Adrian Clarke
- Born: Adrian Hipkins Clarke 23 February 1938 (age 87) Christchurch, New Zealand
- Height: 1.73 m (5 ft 8 in)
- Weight: 74 kg (163 lb)
- School: Avondale College
- Notable relative: Phil Clarke (brother)
- Occupation(s): Insurance agent Hotel proprietor

Rugby union career
- Position(s): First five-eighth Second five-eighth

Provincial / State sides
- Years: Team / Apps / (Points)
- Auckland / 51

International career
- Years: Team / Apps / (Points)
- 1958–1960: New Zealand / 3 / (0)
- Married to Pauline Innes McDonald ​ ​(m. 1962)​

= Adrian Clarke (rugby union) =

New Zealand rugby player and politician

Adrian Hipkins Clarke (born 23 February 1938) is a former New Zealand rugby union player and politician. He represented the All Blacks from 1958 to 1960, and unsuccessfully stood for the National Party in the Henderson electorate at the 1969 general election.

==Early life and family==
Clarke was born in Christchurch on 23 February 1938, the son of Hazel Clarke (née Shoesmith) and Vernon Hipkins Clarke. He was educated at Avondale College, Auckland. His younger brother, Phil, also played for the All Blacks.

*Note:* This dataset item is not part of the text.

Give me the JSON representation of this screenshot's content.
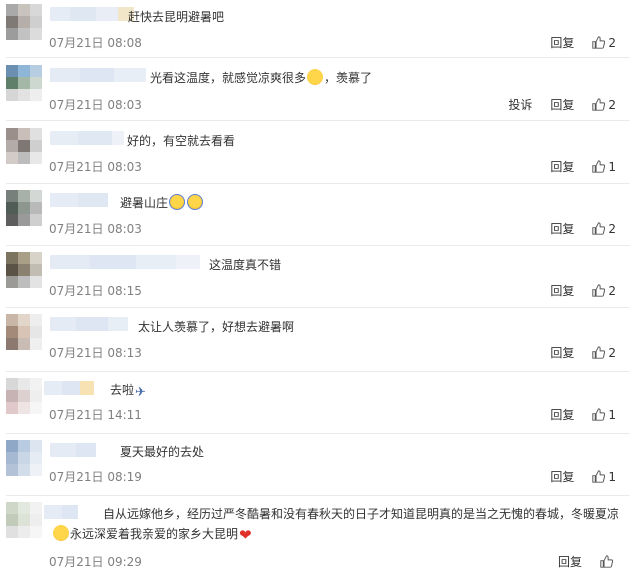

in 1962, Clarke married Pauline Innes McDonald, and the couple went on to have four daughters: Karen, Michelle, Delwyn and Bridgette.

==Rugby union==
A first or second five-eighth, Clarke represented at a provincial level, and was a member of the New Zealand national side, the All Blacks, from 1958 to 1960. He played 14 matches for the All Blacks including three internationals.

==Politics==
At the 1969 general election, Clarke was the National Party's candidate in the newly formed Henderson electorate. However, he lost to the Labour candidate, Martyn Finlay, by almost 3300 votes.

==Other activities==
Clarke worked as an insurance agent, and later was proprietor of Waipapakauri Hotel in the Northland settlement of Awanui. He also was the owner of a commercial crayfish boat, and was active in Rotary.